追放幼女の領地開拓記~シナリオ開始前に追放された悪役令嬢が民のためにやりたい放題した結果がこちらです~

一色孝太郎

第1話 悪役令嬢、八歳にして追放される

 あたしの名前はオリヴィア・エインズレイ。サウスベリー侯爵位をはじめ、数多くの爵位を持つ超名門貴族エインズレイ家の長女だ。


 夜の庭で気持ちよく月明かりを浴びながら、日課の闇の神聖魔法・・・・の練習をしていたのだが……。

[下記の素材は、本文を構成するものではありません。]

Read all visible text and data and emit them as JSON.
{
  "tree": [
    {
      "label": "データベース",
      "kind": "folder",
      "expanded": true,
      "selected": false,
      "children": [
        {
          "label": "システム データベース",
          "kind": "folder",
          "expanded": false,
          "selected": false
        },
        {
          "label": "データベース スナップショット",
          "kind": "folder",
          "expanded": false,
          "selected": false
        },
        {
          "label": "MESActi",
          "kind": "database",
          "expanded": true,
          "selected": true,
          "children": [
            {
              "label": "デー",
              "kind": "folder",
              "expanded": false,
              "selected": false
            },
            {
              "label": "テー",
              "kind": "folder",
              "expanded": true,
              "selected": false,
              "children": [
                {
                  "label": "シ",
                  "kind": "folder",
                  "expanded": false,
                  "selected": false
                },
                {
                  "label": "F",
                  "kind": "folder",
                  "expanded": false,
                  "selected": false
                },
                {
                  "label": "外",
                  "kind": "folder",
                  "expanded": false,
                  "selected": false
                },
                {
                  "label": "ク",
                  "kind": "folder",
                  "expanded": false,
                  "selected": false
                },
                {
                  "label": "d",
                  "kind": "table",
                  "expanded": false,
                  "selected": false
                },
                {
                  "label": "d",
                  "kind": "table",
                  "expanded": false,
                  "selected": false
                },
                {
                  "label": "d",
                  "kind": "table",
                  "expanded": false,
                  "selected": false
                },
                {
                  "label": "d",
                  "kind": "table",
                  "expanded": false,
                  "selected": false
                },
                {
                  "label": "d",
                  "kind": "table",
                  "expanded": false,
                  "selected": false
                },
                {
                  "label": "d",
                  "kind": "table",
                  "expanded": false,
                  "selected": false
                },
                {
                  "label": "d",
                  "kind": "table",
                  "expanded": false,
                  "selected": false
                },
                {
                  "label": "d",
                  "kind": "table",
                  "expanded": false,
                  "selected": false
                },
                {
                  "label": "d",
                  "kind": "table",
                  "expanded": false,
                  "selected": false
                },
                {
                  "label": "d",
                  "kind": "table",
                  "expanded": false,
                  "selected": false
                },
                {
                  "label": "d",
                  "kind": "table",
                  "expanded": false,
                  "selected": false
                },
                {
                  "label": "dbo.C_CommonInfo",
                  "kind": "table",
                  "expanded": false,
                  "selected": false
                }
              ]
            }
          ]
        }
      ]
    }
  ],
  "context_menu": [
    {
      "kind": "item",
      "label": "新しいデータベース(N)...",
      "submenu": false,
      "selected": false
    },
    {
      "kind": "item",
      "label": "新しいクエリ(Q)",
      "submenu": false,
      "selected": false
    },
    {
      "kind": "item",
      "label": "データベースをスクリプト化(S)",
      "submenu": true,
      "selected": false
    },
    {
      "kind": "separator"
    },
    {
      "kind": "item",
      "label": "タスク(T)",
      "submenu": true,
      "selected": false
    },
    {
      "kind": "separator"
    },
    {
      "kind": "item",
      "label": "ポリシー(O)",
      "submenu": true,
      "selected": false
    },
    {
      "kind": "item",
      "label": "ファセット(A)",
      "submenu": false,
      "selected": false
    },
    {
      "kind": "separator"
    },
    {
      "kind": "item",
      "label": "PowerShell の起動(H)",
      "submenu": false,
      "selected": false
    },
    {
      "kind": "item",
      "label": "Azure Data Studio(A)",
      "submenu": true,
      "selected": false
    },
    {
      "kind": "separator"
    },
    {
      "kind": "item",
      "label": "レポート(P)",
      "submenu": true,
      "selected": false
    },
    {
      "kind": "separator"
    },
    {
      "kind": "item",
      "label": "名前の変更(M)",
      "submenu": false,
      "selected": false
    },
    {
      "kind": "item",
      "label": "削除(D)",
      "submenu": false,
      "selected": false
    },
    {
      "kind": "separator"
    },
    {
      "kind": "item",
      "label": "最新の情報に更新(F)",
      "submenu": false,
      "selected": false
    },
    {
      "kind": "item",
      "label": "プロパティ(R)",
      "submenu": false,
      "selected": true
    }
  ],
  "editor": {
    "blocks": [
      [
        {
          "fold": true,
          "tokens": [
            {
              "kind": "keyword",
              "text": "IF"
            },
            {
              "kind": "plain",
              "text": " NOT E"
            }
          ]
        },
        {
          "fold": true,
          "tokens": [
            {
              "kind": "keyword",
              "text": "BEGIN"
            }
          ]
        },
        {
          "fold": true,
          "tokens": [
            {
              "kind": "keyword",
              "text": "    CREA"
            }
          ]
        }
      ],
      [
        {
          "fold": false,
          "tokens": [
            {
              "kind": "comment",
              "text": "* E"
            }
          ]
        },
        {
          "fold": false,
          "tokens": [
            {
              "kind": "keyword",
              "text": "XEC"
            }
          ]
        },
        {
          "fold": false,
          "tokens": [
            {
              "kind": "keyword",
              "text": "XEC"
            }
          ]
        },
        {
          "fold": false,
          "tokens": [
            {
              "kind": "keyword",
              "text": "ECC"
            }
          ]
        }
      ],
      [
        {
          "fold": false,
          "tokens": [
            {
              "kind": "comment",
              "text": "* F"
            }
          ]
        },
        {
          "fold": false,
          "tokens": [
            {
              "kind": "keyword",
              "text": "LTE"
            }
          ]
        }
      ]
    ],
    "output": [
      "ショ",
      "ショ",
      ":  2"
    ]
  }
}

「一体なんてことだ! もう我慢ならん! オリヴィア! お前は追放だ!」


 見たこともないザビエルハゲのでっぷり太ったおじさんがいきなりそう怒鳴り込んできた。


「……誰?」


 着ている服もかなり上等そうだからお金持ちなんだとは思うけど、このおじさんは一体……?


「父親に向かってなんだ! その態度は!」


 えっ!? このおじさん、あたしの父親だったの!?


 というのも、あたしは生まれてこの方ずっとこの離れで軟禁されていたため、今世・・で家族に会ったことが一度もないのだ。


 軟禁された理由は馬鹿馬鹿しいのだが、あたしがこの国で呪われているとされる黒目黒髪を持って生まれたからだ。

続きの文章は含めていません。